Holy shit! It’s really him. He wears a big smile on his face that crinkles in shallow wrinkles at the corners of his blue eyes. His hair is a dark brown that’s graying throughout. He’s wearing a suit, but I know he’s in shape from the photo of him on the pier where he’s wearing shorts and a T-shirt.
ANONYMOUS: I guess you weren’t lying.
ALEC107: Now it’s your turn?
ANONYMOUS: I’m not sending you a picture of me.
ALEC107: Okay then. Let me ask you something. Do you drink coffee?
ANONYMOUS: Yes. Why?
ALEC107: I drink mine black with two sugars. None of that sugar substitute bullshit. Real sugar.
What a weird thing to even say.
ANONYMOUS: Why do I care how you take your coffee?
ALEC107: That’s up to you whether you care or not. I have a client meeting I have to get to. It was nice talking with you, Victoria.
Before I can send my reply, his status switches to “offline.”
“That was fucking weird.”
It’s been two days since I’ve spent any time with Landon. The food critic from the Times will be at the restaurant next week and he and Damon have been working on perfecting a couple new items to be added to the menu. They’ve also hired an interior designer to make some tweaks to the entrance and main dining area. With his busy schedule and me trying to get my editor some chapters, the only time we see each other is in passing each morning. After taking care of the girls all evening, I’ve been going to bed earlier than usual and am asleep before Landon gets home.

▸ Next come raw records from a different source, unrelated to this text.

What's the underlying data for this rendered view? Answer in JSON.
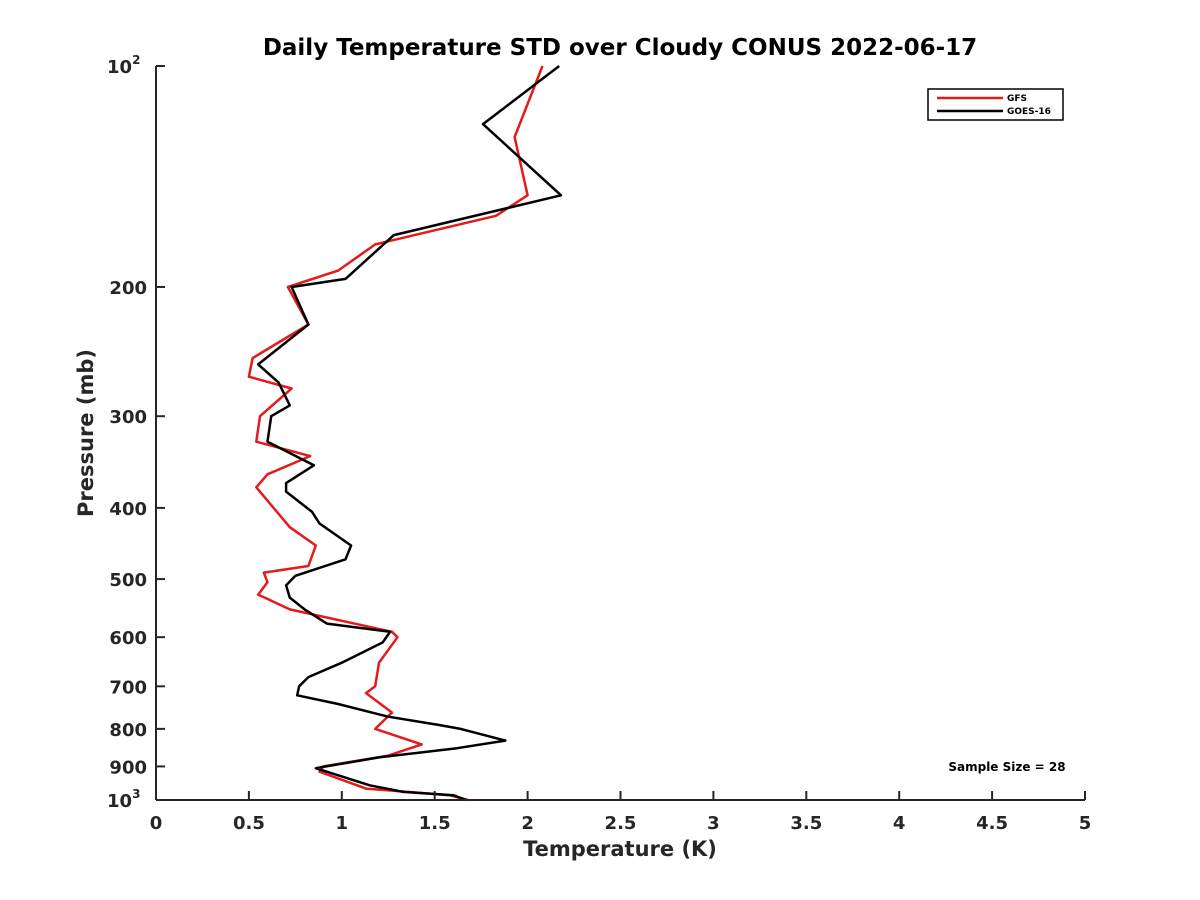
{
  "chart_data": {
    "type": "line",
    "title": "Daily Temperature STD over Cloudy CONUS 2022-06-17",
    "xlabel": "Temperature (K)",
    "ylabel": "Pressure (mb)",
    "xlim": [
      0,
      5
    ],
    "ylim": [
      100,
      1000
    ],
    "y_scale": "log",
    "y_reversed": true,
    "x_ticks": [
      "0",
      "0.5",
      "1",
      "1.5",
      "2",
      "2.5",
      "3",
      "3.5",
      "4",
      "4.5",
      "5"
    ],
    "y_ticks": [
      {
        "value": 100,
        "base": "10",
        "exp": "2"
      },
      {
        "value": 200,
        "label": "200"
      },
      {
        "value": 300,
        "label": "300"
      },
      {
        "value": 400,
        "label": "400"
      },
      {
        "value": 500,
        "label": "500"
      },
      {
        "value": 600,
        "label": "600"
      },
      {
        "value": 700,
        "label": "700"
      },
      {
        "value": 800,
        "label": "800"
      },
      {
        "value": 900,
        "label": "900"
      },
      {
        "value": 1000,
        "base": "10",
        "exp": "3"
      }
    ],
    "legend_position": "top-right",
    "annotation": "Sample Size = 28",
    "series": [
      {
        "name": "GFS",
        "color": "#e41a1c",
        "points": [
          [
            2.08,
            100
          ],
          [
            1.93,
            125
          ],
          [
            2.0,
            150
          ],
          [
            1.83,
            160
          ],
          [
            1.18,
            175
          ],
          [
            0.98,
            190
          ],
          [
            0.71,
            200
          ],
          [
            0.82,
            225
          ],
          [
            0.52,
            250
          ],
          [
            0.5,
            265
          ],
          [
            0.73,
            275
          ],
          [
            0.56,
            300
          ],
          [
            0.54,
            325
          ],
          [
            0.83,
            340
          ],
          [
            0.6,
            360
          ],
          [
            0.54,
            375
          ],
          [
            0.72,
            425
          ],
          [
            0.86,
            450
          ],
          [
            0.82,
            480
          ],
          [
            0.58,
            490
          ],
          [
            0.6,
            505
          ],
          [
            0.55,
            525
          ],
          [
            0.72,
            550
          ],
          [
            1.27,
            590
          ],
          [
            1.3,
            600
          ],
          [
            1.2,
            650
          ],
          [
            1.18,
            700
          ],
          [
            1.13,
            715
          ],
          [
            1.27,
            760
          ],
          [
            1.18,
            800
          ],
          [
            1.43,
            840
          ],
          [
            1.25,
            870
          ],
          [
            0.9,
            900
          ],
          [
            0.88,
            915
          ],
          [
            1.13,
            965
          ],
          [
            1.58,
            985
          ],
          [
            1.68,
            1000
          ]
        ]
      },
      {
        "name": "GOES-16",
        "color": "#000000",
        "points": [
          [
            2.17,
            100
          ],
          [
            1.76,
            120
          ],
          [
            2.18,
            150
          ],
          [
            1.28,
            170
          ],
          [
            1.02,
            195
          ],
          [
            0.73,
            200
          ],
          [
            0.82,
            225
          ],
          [
            0.55,
            255
          ],
          [
            0.66,
            270
          ],
          [
            0.72,
            290
          ],
          [
            0.62,
            300
          ],
          [
            0.6,
            325
          ],
          [
            0.85,
            350
          ],
          [
            0.7,
            370
          ],
          [
            0.7,
            380
          ],
          [
            0.84,
            405
          ],
          [
            0.88,
            420
          ],
          [
            1.05,
            450
          ],
          [
            1.02,
            470
          ],
          [
            0.75,
            495
          ],
          [
            0.7,
            510
          ],
          [
            0.72,
            530
          ],
          [
            0.8,
            550
          ],
          [
            0.92,
            575
          ],
          [
            1.26,
            590
          ],
          [
            1.22,
            610
          ],
          [
            1.0,
            650
          ],
          [
            0.82,
            680
          ],
          [
            0.77,
            700
          ],
          [
            0.76,
            720
          ],
          [
            0.98,
            740
          ],
          [
            1.25,
            770
          ],
          [
            1.52,
            790
          ],
          [
            1.64,
            800
          ],
          [
            1.88,
            830
          ],
          [
            1.62,
            850
          ],
          [
            1.2,
            875
          ],
          [
            0.86,
            905
          ],
          [
            1.15,
            955
          ],
          [
            1.33,
            975
          ],
          [
            1.6,
            985
          ],
          [
            1.67,
            1000
          ]
        ]
      }
    ]
  }
}
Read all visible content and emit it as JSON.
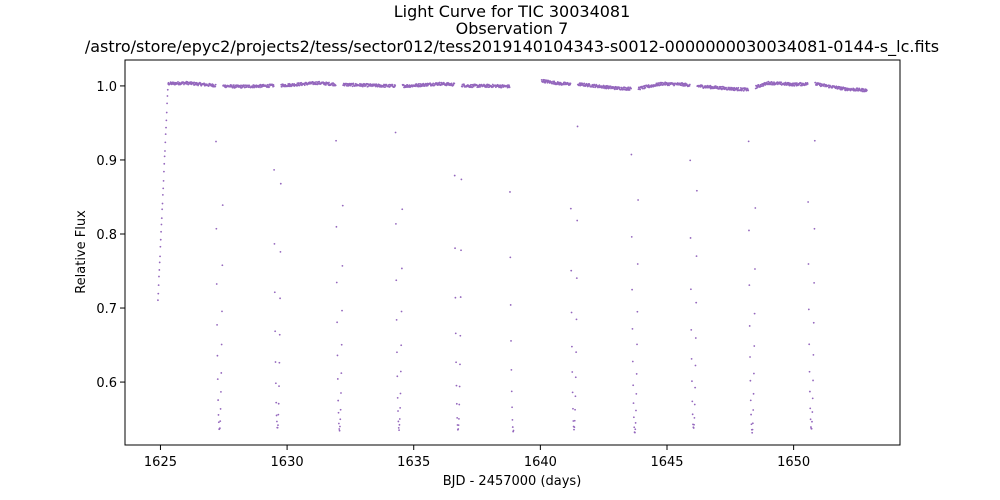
{
  "chart_data": {
    "type": "scatter",
    "title_lines": [
      "Light Curve for TIC 30034081",
      "Observation 7",
      "/astro/store/epyc2/projects2/tess/sector012/tess2019140104343-s0012-0000000030034081-0144-s_lc.fits"
    ],
    "xlabel": "BJD - 2457000 (days)",
    "ylabel": "Relative Flux",
    "xlim": [
      1623.6,
      1654.2
    ],
    "ylim": [
      0.515,
      1.035
    ],
    "xticks": [
      1625,
      1630,
      1635,
      1640,
      1645,
      1650
    ],
    "yticks": [
      0.6,
      0.7,
      0.8,
      0.9,
      1.0
    ],
    "xtick_labels": [
      "1625",
      "1630",
      "1635",
      "1640",
      "1645",
      "1650"
    ],
    "ytick_labels": [
      "0.6",
      "0.7",
      "0.8",
      "0.9",
      "1.0"
    ],
    "marker_color": "#9467bd",
    "grid": false,
    "series": [
      {
        "segments": [
          {
            "x_range": [
              1624.9,
              1638.95
            ],
            "baseline": [
              [
                1624.9,
                0.71
              ],
              [
                1625.3,
                1.003
              ],
              [
                1626.0,
                1.004
              ],
              [
                1627.0,
                1.001
              ],
              [
                1628.0,
                0.999
              ],
              [
                1629.2,
                1.0
              ],
              [
                1630.0,
                1.001
              ],
              [
                1631.2,
                1.004
              ],
              [
                1632.0,
                1.002
              ],
              [
                1633.0,
                1.001
              ],
              [
                1634.0,
                1.0
              ],
              [
                1634.8,
                1.0
              ],
              [
                1636.0,
                1.003
              ],
              [
                1636.5,
                1.002
              ],
              [
                1637.2,
                1.0
              ],
              [
                1638.2,
                1.0
              ],
              [
                1638.95,
                0.999
              ]
            ]
          },
          {
            "x_range": [
              1640.05,
              1652.9
            ],
            "baseline": [
              [
                1640.05,
                1.007
              ],
              [
                1640.8,
                1.003
              ],
              [
                1641.6,
                1.002
              ],
              [
                1643.0,
                0.997
              ],
              [
                1643.8,
                0.996
              ],
              [
                1644.8,
                1.003
              ],
              [
                1645.6,
                1.002
              ],
              [
                1646.5,
                0.999
              ],
              [
                1647.6,
                0.996
              ],
              [
                1648.2,
                0.995
              ],
              [
                1649.0,
                1.004
              ],
              [
                1650.0,
                1.002
              ],
              [
                1650.8,
                1.003
              ],
              [
                1652.0,
                0.996
              ],
              [
                1652.9,
                0.994
              ]
            ]
          }
        ],
        "eclipses": [
          {
            "center": 1627.33,
            "depth": 0.535
          },
          {
            "center": 1629.62,
            "depth": 0.538
          },
          {
            "center": 1632.07,
            "depth": 0.535
          },
          {
            "center": 1634.42,
            "depth": 0.537
          },
          {
            "center": 1636.75,
            "depth": 0.535
          },
          {
            "center": 1638.93,
            "depth": 0.533
          },
          {
            "center": 1641.33,
            "depth": 0.537
          },
          {
            "center": 1643.73,
            "depth": 0.532
          },
          {
            "center": 1646.05,
            "depth": 0.537
          },
          {
            "center": 1648.36,
            "depth": 0.533
          },
          {
            "center": 1650.7,
            "depth": 0.537
          }
        ],
        "eclipse_halfwidth_days": 0.14,
        "cadence_days": 0.0139
      }
    ]
  }
}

I was able to talk Brooke into watching the kids tonight so I could meet Landon for dinner. Mid-week is typically slow at the restaurant, so even though he’s at work, we will still be able to spend some time together. It’s not often that I drive into the city, mostly because Boston has the most screwed up streets I’ve ever seen, and I never fail to get myself turned around and going in the wrong direction. But I’m a sure shot when it comes to Damon’s restaurant, and when I pull up, the valet is right there to open up my door.